The 17% weekly sprint is what happens when solid fundamentals, a big narrative (AI) and a “too beaten‑up” price finally align.

How did the market reaction unfold?

  • Immediately after earnings and the AI event, sentiment among users and some employees was mixed — with some calling the messaging confusing and worries about execution bubbling up.(reddit.com)
  • But investors increasingly focused on the bigger picture: large enterprises still rely on ServiceNow as a workflow backbone, and more AI agents in the enterprise likely mean more need for orchestration, permissions and audit — things the platform is built for.
  • As the stock bounced from a widely watched support zone, technical buyers and quant strategies amplified the move, turning a tentative rebound into a decisive short‑term rally.

What can we learn from this about the market?

This episode underlines two ideas:

  • “Great company” and “great stock price” are not the same. For months, NOW looked expensive, so the market punished it hard. Once the price had fallen enough, the very same AI story and earnings profile suddenly looked attractive.
  • In high‑growth software, reactions are often delayed and exaggerated. Good news can be ignored during a downtrend, then heavily rewarded once sentiment flips and technical levels line up.
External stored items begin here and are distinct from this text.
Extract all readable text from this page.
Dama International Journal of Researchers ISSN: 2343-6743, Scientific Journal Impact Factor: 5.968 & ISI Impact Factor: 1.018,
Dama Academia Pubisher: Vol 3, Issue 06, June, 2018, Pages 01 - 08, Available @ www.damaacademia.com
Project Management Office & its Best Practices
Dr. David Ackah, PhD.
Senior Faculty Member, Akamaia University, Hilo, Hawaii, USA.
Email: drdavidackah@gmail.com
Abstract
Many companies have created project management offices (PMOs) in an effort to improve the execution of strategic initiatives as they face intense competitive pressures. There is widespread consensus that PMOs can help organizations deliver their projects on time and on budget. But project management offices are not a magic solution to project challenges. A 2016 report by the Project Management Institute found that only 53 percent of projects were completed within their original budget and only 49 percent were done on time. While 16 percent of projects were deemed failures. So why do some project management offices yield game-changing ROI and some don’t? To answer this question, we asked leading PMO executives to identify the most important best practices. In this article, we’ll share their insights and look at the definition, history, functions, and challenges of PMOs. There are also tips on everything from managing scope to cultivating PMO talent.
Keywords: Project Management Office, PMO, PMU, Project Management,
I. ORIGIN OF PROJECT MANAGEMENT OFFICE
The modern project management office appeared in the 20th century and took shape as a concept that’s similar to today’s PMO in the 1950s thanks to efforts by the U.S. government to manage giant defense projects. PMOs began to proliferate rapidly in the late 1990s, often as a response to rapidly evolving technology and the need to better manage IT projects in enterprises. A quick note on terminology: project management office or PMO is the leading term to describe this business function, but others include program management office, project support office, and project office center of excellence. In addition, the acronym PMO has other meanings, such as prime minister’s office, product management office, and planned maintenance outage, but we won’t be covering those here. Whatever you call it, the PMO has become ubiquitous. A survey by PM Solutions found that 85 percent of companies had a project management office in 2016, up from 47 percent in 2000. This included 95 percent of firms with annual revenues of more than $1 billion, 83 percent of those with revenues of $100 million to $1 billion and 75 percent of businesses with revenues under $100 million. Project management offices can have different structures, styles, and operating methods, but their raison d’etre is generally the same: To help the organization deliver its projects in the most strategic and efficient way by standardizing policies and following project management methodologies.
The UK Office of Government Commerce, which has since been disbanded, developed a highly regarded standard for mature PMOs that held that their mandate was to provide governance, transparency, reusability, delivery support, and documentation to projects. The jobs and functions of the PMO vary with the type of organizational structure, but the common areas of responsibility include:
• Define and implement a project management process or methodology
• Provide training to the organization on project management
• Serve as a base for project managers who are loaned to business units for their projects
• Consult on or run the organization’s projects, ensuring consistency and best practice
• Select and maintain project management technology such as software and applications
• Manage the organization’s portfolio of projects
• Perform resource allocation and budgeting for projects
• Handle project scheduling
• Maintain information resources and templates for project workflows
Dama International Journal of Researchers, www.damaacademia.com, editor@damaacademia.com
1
For investors, that suggests tracking not just business quality, but also where the crowd is in the fear‑to‑greed cycle and how far the price has already moved.

What should investors watch next?

  1. Evidence that AI features are driving real dollars
    Upcoming quarters need to show AI Control Tower, Autonomous Workforce and related tools turning into new deals or bigger expansions — not just flashy demos.
  2. Enterprise IT and cloud budgets
    If macro conditions worsen and CIOs slow software spending, even strong platforms can see growth expectations trimmed.
  3. Competitive landscape
    Microsoft, Salesforce and others are pushing their own AI‑driven workflow tools. Watching who wins standard‑status in large enterprises will be crucial.

Today’s takeaway

  • ServiceNow’s rebound is a reminder that valuation and sentiment can matter as much as fundamentals in the short run.
  • For volatile growth names, it can be worth asking two questions: “Is the business still on track?” and “Has the market’s mood swung too far in one direction?” When both answers line up in your favor, reversals like this week’s become possible.

This content is for informational purposes only and does not constitute a recommendation to invest in any specific security or asset.